MAINTIEN DES SANCTIONS : Le bras de fer Cédéao-CNSP prolonge la souffrance des Maliens

Quatre jours après la nomination du nouveau Premier ministre, Moctar Ouane, la Communauté économique des Etats de l’Afrique de l’Ouest (Cédéao) maintient toujours ses sanctions contre le Mali. Les exigences de l’organisation sous-régionale n’ont pas été satisfaites par le Comité national pour le salut du peuple (CNSP), prolongeant du coup la souffrance des populations maliennes sous embargo depuis le 18 août 2020.

 

Depuis le dimanche dernier, le Mali a un président, un vice-président et un Premier ministre de transition. Mais la désignation de ces trois autorités de la transition n’a pas suffi à la Cédéao qui a décidé de maintenir ses sanctions contre le Mali.

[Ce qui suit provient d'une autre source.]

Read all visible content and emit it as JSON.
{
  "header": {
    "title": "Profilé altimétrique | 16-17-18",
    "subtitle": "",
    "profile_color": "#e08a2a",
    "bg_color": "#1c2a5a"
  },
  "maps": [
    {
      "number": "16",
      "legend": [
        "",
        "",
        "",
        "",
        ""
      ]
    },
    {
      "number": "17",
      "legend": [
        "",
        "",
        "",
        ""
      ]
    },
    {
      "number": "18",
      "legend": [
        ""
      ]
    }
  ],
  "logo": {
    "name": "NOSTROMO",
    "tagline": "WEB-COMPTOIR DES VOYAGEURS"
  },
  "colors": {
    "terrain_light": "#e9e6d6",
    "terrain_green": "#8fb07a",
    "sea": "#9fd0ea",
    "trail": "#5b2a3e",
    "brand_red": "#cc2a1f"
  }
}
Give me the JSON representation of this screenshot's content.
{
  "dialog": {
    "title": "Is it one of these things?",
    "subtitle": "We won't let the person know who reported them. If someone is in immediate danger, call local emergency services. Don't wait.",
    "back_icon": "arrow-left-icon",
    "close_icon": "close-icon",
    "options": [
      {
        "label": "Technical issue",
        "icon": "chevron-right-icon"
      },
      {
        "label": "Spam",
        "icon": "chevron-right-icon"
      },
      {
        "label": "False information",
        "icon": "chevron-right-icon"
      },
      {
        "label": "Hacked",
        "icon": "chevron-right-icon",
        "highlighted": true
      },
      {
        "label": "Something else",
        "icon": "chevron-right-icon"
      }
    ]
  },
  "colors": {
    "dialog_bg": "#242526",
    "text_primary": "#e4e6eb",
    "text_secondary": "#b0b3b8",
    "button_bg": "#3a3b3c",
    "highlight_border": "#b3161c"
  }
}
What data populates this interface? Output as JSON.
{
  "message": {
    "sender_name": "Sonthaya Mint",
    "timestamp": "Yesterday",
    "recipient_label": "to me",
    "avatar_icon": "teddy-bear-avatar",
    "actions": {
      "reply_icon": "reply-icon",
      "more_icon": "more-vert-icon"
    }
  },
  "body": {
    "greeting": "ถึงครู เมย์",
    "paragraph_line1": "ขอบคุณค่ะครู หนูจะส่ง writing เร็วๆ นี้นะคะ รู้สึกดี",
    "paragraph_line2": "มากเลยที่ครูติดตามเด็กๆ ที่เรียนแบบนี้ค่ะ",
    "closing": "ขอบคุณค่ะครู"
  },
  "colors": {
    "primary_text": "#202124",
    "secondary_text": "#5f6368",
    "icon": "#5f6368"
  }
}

Le mardi 15 septembre 2020, lors du mini-sommet d’Accra, les présidents de l’organisation ont exigé la désignation d’un président et d’un Premier ministre de transition civils ; l’abrogation de l’Acte fondamental de la junte ; l’insertion de la disposition selon laquelle le vice-président ne peut remplacer le président en cas de vacance ou d’empêchement ; la publication de la Charte de la transition dans le Journal officiel ; la dissolution du CNSP.

Sur ces exigences de la Cédéao, les militaires du Comité national pour le salut n’ont satisfait qu’à deux points. Ils ont seulement jusqu’ici désigné un président et un Premier ministre de transition civils. Le comportement des militaires, qui ont annoncé leur volonté d’organiser une transition politique civile au lendemain de la démission de l’ancien président de la République, Ibrahim Boubacar Kéita, est perçu au niveau de la Cédéao comme une manœuvre pour garder le pouvoir.

« Nous ne voulons pas nous réveiller un jour et voir que la transition est gérée par un militaire en fonction. La communauté internationale n’acceptera pas cela. A Accra, les présidents de la Cédéao ont demandé aux militaires de modifier certaines parties de la Charte de la transition. Nous voulons voir la dernière version de la Charte de la transition », a déclaré le médiateur de la Cédéao au Mali, Goodluck Jonathan.